Being salt tolerant as well, JP233389 had both similarities and differences with JP247202. For root characteristics, JP233389 exhibited a similar pattern to JP247202 in that it increased tip number for D1 roots, but not D2 and D3 roots (Fig. 6). JP233389 was as good as JP247202 in retaining Y(II) except leaf3 at day14 under 200 mM NaCl (Fig. 7). However, it accumulated more Na in leaves than JP247202 (Fig. 3). While JP247202 in salt stress invested in the growth of roots more than shoots and maintained the total root length and surface area, JP233389 did not (Figs. 1, 5). Thus, JP233389 shares some mechanisms of salt tolerance with JP247202 but has also evolved unique features. One such unique feature of JP233389 could be Na compartmentalization to vacuoles.

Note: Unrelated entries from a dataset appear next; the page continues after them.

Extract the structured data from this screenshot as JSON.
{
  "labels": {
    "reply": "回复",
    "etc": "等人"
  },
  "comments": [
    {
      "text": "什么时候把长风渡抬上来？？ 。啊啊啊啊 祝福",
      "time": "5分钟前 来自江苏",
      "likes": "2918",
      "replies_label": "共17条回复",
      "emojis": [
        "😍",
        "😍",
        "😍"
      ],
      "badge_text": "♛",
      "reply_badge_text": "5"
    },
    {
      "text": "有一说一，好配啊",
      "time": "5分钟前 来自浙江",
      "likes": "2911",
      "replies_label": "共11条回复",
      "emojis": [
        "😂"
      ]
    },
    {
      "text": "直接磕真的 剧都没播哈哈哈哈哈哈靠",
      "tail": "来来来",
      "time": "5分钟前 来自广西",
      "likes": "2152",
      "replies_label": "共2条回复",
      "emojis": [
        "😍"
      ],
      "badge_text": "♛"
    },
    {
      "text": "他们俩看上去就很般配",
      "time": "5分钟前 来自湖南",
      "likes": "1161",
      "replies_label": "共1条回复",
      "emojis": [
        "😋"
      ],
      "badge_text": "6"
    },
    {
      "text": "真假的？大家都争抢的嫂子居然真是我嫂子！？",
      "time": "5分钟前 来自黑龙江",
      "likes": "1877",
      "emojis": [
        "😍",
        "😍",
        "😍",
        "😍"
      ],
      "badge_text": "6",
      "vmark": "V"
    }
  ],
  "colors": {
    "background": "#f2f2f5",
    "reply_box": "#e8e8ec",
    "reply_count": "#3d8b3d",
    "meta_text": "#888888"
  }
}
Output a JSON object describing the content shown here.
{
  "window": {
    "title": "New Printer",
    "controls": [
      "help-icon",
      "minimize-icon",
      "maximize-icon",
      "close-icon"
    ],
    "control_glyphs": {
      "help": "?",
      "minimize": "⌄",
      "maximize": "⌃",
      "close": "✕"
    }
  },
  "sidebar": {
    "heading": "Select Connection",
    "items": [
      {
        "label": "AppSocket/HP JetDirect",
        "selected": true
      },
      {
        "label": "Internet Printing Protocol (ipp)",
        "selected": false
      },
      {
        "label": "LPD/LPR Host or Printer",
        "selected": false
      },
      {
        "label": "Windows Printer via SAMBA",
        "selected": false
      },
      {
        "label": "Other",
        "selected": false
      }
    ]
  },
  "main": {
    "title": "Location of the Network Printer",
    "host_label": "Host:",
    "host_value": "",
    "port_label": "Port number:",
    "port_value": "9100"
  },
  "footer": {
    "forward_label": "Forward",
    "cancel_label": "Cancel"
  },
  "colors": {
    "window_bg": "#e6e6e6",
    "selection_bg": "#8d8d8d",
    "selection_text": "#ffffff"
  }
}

Moreover, JP233389 showed salt damage in leaf3 (200 mM) while leaf1 and leaf2 maintained Y(II) (Fig. 7). This contrasts with JP235855 where upper leaves tended to maintain Y(II) for longer period (Fig. 7). These results confirmed our previous study that JP233389 allocates sodium to the upper leaves while other species (including tolerant and sensitive) allocate sodium to the lower leaves (Noda et al., 2022). We have considered this system of JP233389 could be reasonable as long as it keeps growing and generating new leaves (Noda et al., 2022), as it does not have to sacrifice any leaves. However, we should also examine whether the system leads to disastrous outcome for JP233389 or there is another mechanism to make it survive when salt stress is above a certain threshold.

By the series of observations, this study revealed aspects of phenotypic responses to salt stress in accessions of V. marina and V. luteola but several outstanding questions remain.

  1. 1.

    What is the mechanism of D1 roots contributing to maintenance of water uptake?

  2. 2.

    How does JP247202 suppress Na accumulation in the plant body?

  3. 3.

    What is the mechanism of salt allocation in the leaves of JP233389?

  4. 4.

    How does JP233389 survive (or not) if salt stress is over 200 mM?